Introduction Although both light-chain (AL) and transthyretin (ATTR) amyloidosis involve accumulation of misfolded proteins in one or more organs, these conditions have different origins. Whereas AL is an immune disorder caused by abnormal plasma cells in the bone marrow releasing amyloidogenic immunoglobulin light chains, ATTR is caused by deposition of misfolded TTR protein, which is normally involved in transporting thyroid hormone and retinol. Little work has been done to examine the immune profiles of patients with AL vs ATTR.

Methods Flow cytometry was utilized to assess the peripheral blood frequency of lymphocyte populations and subsets. The current analysis reports differences between groups of treatment-naïve patients with AL or ATTR, and patients with either a negative amyloidosis workup and no other plasma cell disorder, or healthy donors. Statistical analyses include linear regressions with the continuous immune marker as the dependent variable, and age, sex, and diagnosis as the independent variables. Immune markers with significant (p≤.05) regression coefficients on the diagnosis parameter are reported. The false discovery rate (FDR) is controlled using the Benjamini-Hochberg procedure.

Results The study sample includes 101 people with amyloidosis (AL: n=58; ATTR: n=43), 83 negative for amyloidosis, and 97 healthy donors, having a mean age of 62.4 years and a majority of females (59.8%).

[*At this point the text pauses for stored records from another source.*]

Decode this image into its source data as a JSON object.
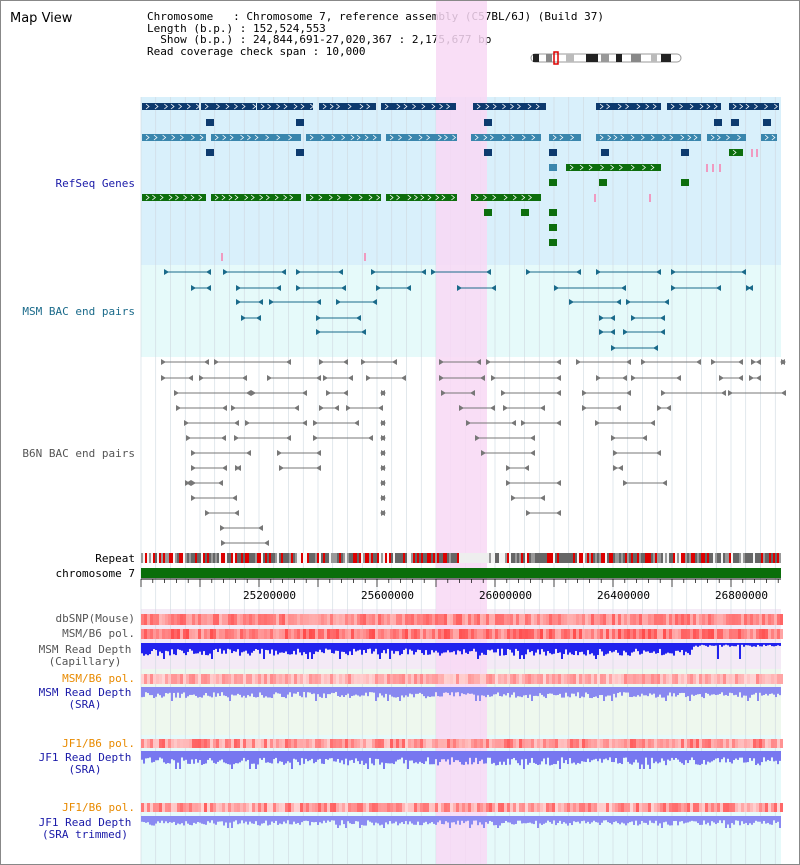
{
  "view_title": "Map View",
  "info": {
    "chromosome_line": "Chromosome   : Chromosome 7, reference assembly (C57BL/6J) (Build 37)",
    "length_line": "Length (b.p.) : 152,524,553",
    "show_line": "  Show (b.p.) : 24,844,691-27,020,367 : 2,175,677 bp",
    "coverage_line": "Read coverage check span : 10,000"
  },
  "tracks": {
    "refseq": {
      "label": "RefSeq Genes",
      "color": "#1a1aa8"
    },
    "msm_bac": {
      "label": "MSM BAC end pairs",
      "color": "#1a6a8a"
    },
    "b6n_bac": {
      "label": "B6N BAC end pairs",
      "color": "#555555"
    },
    "repeat": {
      "label": "Repeat"
    },
    "chromosome": {
      "label": "chromosome 7"
    },
    "dbsnp": {
      "label": "dbSNP(Mouse)"
    },
    "msm_b6_pol": {
      "label": "MSM/B6 pol."
    },
    "msm_depth_cap": {
      "label_line1": "MSM Read Depth",
      "label_line2": "(Capillary)"
    },
    "msm_b6_pol2": {
      "label": "MSM/B6 pol.",
      "color": "#e88a00"
    },
    "msm_depth_sra": {
      "label_line1": "MSM Read Depth",
      "label_line2": "(SRA)",
      "color": "#1a1aa8"
    },
    "jf1_b6_pol": {
      "label": "JF1/B6 pol.",
      "color": "#e88a00"
    },
    "jf1_depth_sra": {
      "label_line1": "JF1 Read Depth",
      "label_line2": "(SRA)",
      "color": "#1a1aa8"
    },
    "jf1_b6_pol2": {
      "label": "JF1/B6 pol.",
      "color": "#e88a00"
    },
    "jf1_depth_trim": {
      "label_line1": "JF1 Read Depth",
      "label_line2": "(SRA trimmed)",
      "color": "#1a1aa8"
    }
  },
  "axis_ticks": [
    "25200000",
    "25600000",
    "26000000",
    "26400000",
    "26800000"
  ],
  "colors": {
    "refseq_dark": "#0d3a6e",
    "refseq_mid": "#3a86ad",
    "refseq_green": "#0d6e0d",
    "highlight": "#f8d8f4",
    "refseq_bg": "#d9f0fb",
    "msm_bg": "#e6fafa",
    "chromosome_bar": "#0a6e0a"
  }
}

Amyloidosis vs Negative: Compared to patients with a negative amyloidosis workup, patients with AL or ATTR have a more activated, exhausted, and terminally differentiated lymphocyte profile. Markers that are significantly higher in amyloidosis include: CD4+ effector to central memory T cell ratio (TEM/TCM) (amyloidosis); CD8+ T cells (ATTR); CD8+ TEM (amyloidosis, AL); CD8+ total exhausted T cells (amyloidosis, ATTR); CD4+ terminally differentiated effector memory T cells (amyloidosis, ATTR); terminally differentiated large granular lymphocytes (amyloidosis, ATTR); and both total and terminally differentiated natural killer T (NKT) cells (ATTR), with larger differences in terminally differentiated. However, terminally differentiated natural killer (NK) cells are lower in AL than negative. None of these differences are significant after FDR correction.

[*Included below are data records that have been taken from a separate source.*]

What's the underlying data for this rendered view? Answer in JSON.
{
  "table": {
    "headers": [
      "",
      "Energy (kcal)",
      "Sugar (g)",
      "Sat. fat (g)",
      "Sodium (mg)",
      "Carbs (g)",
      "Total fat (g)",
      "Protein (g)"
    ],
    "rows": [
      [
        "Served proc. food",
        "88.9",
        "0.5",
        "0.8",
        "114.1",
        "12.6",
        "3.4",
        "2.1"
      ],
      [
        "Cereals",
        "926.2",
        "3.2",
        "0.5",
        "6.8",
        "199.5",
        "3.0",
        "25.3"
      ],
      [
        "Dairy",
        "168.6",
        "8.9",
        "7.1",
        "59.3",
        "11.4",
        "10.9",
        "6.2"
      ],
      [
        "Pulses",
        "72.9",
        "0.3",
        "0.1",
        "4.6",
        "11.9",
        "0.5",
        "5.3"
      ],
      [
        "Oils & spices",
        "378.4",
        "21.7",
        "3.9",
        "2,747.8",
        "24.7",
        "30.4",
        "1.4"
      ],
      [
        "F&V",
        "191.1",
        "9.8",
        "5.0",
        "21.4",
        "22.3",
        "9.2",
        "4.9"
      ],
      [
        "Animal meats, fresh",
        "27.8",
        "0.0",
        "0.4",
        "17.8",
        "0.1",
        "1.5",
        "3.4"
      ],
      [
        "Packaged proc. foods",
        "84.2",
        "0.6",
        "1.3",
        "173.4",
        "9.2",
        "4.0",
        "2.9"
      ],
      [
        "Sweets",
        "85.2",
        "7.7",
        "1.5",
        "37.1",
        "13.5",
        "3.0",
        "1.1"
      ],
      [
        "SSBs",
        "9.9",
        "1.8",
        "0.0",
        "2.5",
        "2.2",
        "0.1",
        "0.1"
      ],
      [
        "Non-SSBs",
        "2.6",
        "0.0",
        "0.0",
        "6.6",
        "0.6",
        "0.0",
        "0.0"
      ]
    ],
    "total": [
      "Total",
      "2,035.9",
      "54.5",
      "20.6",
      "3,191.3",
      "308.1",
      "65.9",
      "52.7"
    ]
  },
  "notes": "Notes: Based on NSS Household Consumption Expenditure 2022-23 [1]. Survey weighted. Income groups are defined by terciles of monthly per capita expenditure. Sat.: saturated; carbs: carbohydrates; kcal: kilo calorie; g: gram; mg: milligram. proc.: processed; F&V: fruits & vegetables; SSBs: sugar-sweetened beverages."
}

Amyloidosis vs Healthy: Compared to healthy donors, patients with AL or ATTR have a significantly less naïve, more activated, and more terminally differentiated lymphocyte profile, but also a less exhausted helper T cell profile. Markers that are lower in amyloidosis include: CD4/CD8 ratio (ATTR); CD4+ T cells (ATTR); CD4+ naïve T cells (amyloidosis, AL, ATTR); CD4+ T cells expressing two or more exhaustion markers (amyloidosis, AL, ATTR); CD8+ naïve T cells (amyloidosis, AL, ATTR); CD8+ TCM (ATTR); memory B cells (amyloidosis, AL); non-class switched memory (NCSM) B cells (amyloidosis, AL, ATTR); and NK (amyloidosis, AL). Markers that are higher in amyloidosis include: CD4+ TEM to exhausted T cells ratio (AL); CD8+ TEM to exhausted T cells ratio (amyloidosis, AL, ATTR); CD8+ TEM/TCM ratio (ATTR); and both total and terminally differentiated NKT (ATTR), with larger differences in terminally differentiated. The only significant differences after FDR correction are memory B cells being lower in AL than healthy, and NCSM B cells being lower in amyloidosis, AL, and ATTR than healthy.

ATTR vs AL: Compared head-to-head, only B cells are significantly higher in patients with ATTR than AL, but this difference does not remain significant after FDR correction.

Discussion The current study presents evidence that the immune system in amyloidosis patients differs from that of individuals without amyloidosis, suggesting an immune system that has been heavily antigen-exposed, activated, and primed for effector function, but with less proliferative potential. Some of the greatest differences observed in amyloidosis patients include a substantially greater number of NKT and higher ratio of CD8+effector to central memory T cells. Interestingly, CD4+ T cells are less exhausted in amyloidosis, while CD8+ T cells are more exhausted. However, the strong CD8+ effector memory presence suggests an immune system that can still respond to previously encountered antigens. Furthermore, it appears that the immune system in ATTR is more heavily impacted than that of AL. However, larger sample sizes are needed to determine if the differences are chance findings due to a large number of immune markers.